FIG. 2 shows concentration profile of impurity of the conventional bipolar transistor of the example of FIG. 1. The abscissa is graduated by depth from the interface between the polycrystalline silicon layer 4 and the single crystalline wafer surface, and the ordinate is graduated by concentration of the impurity. In the graph, curve A (solid curve) shows the profile of emitter impurity, curve B (dotted line) shows the profile of the base impurity and curve C (chain line curve) shows profile of collector impurity. In the graph, point D represents the emitter junction, point E the base junction. As shown in FIG. 2, As-ions in the polycrystalline silicon has very small mobility, and thereby hardly contributes to the operation of the bipolar transistor. Donor (AS-ions) actually operating in the emitter region is given as difference between As-ions and B.sup.+ -ions, which are compensating each other. That is, the As-ions in the region I can only contribute as donors to the emitter action. Similarly, B.sup.+ -ions contributing to the operation of the base as acceptor is the total impurity concentration of B.sup.+ in the II region. The As-ions and B.sup.+ -ions in the region III compensate each other and thereby do not contribute to the action of the bipolar transistor.

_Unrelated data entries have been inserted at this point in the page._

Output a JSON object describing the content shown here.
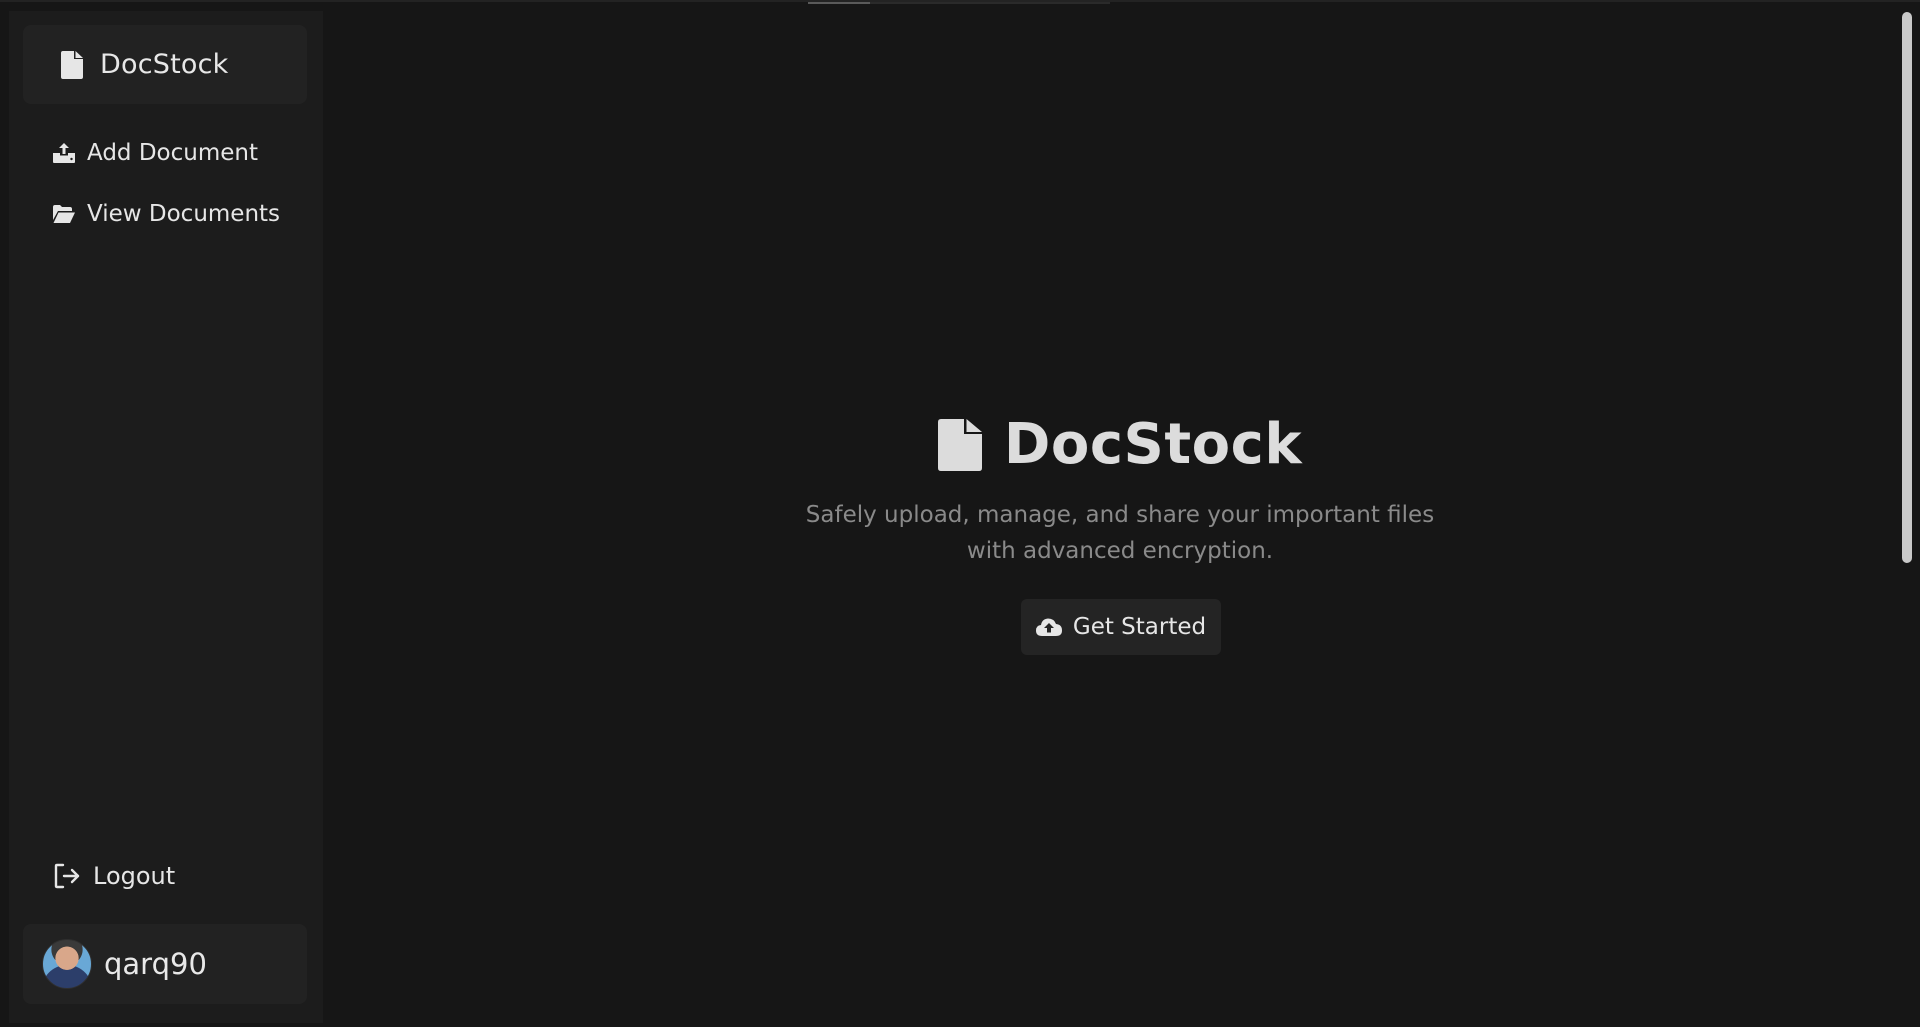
{
  "sidebar": {
    "brand": {
      "name": "DocStock",
      "icon": "file-icon"
    },
    "items": [
      {
        "label": "Add Document",
        "icon": "upload-tray-icon"
      },
      {
        "label": "View Documents",
        "icon": "folder-open-icon"
      }
    ],
    "logout": {
      "label": "Logout",
      "icon": "sign-out-icon"
    },
    "user": {
      "username": "qarq90",
      "avatar": "avatar"
    }
  },
  "hero": {
    "title": "DocStock",
    "subtitle_line1": "Safely upload, manage, and share your important files",
    "subtitle_line2": "with advanced encryption.",
    "cta_label": "Get Started",
    "cta_icon": "cloud-upload-icon"
  },
  "colors": {
    "background": "#161616",
    "sidebar": "#1c1c1c",
    "card": "#222222",
    "text": "#e6e6e6",
    "muted": "#8a8a8a"
  }
}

In order to improve the high speed and high integration of the transistor, it is necessary to make the emitter width junction and base junction shallower and also the base width depth should be thin. But as shown in FIG. 2, as the junctions become shallower the effect of the compensation between the donor (As) and acceptor (B.sup.+) increases more and more, thereby the total amount of acting donors in the emitter decreases. Accordingly, the total number of electrons reaching from the emitter through the base to the collector decreases, thereby deteriorating the injection efficiency, and hence, the current amplification factor h.sub.FE. However, as far as the present technology of diffusion and ion implantation are used, the compensation effect of the donor and acceptor in the emitter cannot be avoided. Therefore, in order to make a very shallow junction, another technology must be introduced.

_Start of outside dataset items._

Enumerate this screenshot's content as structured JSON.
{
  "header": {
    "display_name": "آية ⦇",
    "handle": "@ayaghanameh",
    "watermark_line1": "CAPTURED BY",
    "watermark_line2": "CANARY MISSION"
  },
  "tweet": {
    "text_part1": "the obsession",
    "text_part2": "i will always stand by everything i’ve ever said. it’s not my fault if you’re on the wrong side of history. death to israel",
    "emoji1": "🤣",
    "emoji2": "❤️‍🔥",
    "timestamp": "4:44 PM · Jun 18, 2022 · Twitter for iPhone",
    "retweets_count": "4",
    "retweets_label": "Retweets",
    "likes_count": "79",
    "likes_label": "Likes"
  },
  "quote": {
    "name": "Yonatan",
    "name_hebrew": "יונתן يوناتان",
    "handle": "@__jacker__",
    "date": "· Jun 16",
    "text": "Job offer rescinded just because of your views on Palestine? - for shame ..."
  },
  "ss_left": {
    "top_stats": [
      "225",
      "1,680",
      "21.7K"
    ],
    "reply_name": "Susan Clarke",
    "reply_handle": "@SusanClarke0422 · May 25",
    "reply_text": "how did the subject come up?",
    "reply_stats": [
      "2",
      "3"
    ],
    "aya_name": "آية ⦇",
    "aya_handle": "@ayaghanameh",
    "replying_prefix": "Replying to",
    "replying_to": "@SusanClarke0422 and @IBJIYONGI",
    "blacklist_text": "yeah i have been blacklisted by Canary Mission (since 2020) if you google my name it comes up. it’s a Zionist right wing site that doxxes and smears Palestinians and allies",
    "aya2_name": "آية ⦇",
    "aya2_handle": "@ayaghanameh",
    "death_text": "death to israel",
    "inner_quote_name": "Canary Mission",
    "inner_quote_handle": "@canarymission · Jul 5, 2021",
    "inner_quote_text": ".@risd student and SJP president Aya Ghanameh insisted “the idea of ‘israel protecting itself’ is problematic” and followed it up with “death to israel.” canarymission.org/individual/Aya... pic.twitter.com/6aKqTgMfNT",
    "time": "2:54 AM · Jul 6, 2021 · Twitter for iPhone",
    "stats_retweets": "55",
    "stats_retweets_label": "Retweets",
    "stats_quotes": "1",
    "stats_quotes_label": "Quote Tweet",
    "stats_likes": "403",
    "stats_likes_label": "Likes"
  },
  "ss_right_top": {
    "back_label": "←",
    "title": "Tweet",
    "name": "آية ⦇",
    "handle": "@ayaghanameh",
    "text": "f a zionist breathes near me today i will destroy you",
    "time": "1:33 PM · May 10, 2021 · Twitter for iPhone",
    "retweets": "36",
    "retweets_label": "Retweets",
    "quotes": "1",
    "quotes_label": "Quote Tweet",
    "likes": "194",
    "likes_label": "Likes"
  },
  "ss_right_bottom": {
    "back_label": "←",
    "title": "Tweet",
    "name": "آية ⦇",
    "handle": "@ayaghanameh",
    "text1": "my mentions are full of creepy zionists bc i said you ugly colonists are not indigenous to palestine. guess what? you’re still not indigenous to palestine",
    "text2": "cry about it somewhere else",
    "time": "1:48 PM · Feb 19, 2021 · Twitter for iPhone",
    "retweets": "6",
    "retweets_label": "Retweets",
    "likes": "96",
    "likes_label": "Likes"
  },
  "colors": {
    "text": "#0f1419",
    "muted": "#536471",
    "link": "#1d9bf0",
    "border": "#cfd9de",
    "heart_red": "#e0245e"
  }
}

Furthermore, according to the present chemical vapour deposition method, when a polycrystalline silicon layer is formed, the natural oxide film is inevitably formed at the interface between the underlying single crystalline silicon wafer and the polycrystalline silicon layer. Therefore, when As is thermally treated to be driven into the underlying single crystalline silicon from the polycrystalline silicon layer used as a diffusion source, the natural oxide film adversely influences the As-driving, thereby making the impurity distribution unstable. Hence, the current amplification factor h.sub.FE becomes unstable, thus, controllability of h.sub.FE in manufacturing becomes poor. Especially when the natural oxide film is thick, the As-ions undesirably pile up at the interface between the single crystalline silicon and polycrystalline silicon as shown by dotted circle F in FIG. 2. This results in such problems that the impurity As-ions hardly diffuse into the single crystalline silicon, and making the dispersion of h.sub.FE large, hence makes the production yield low.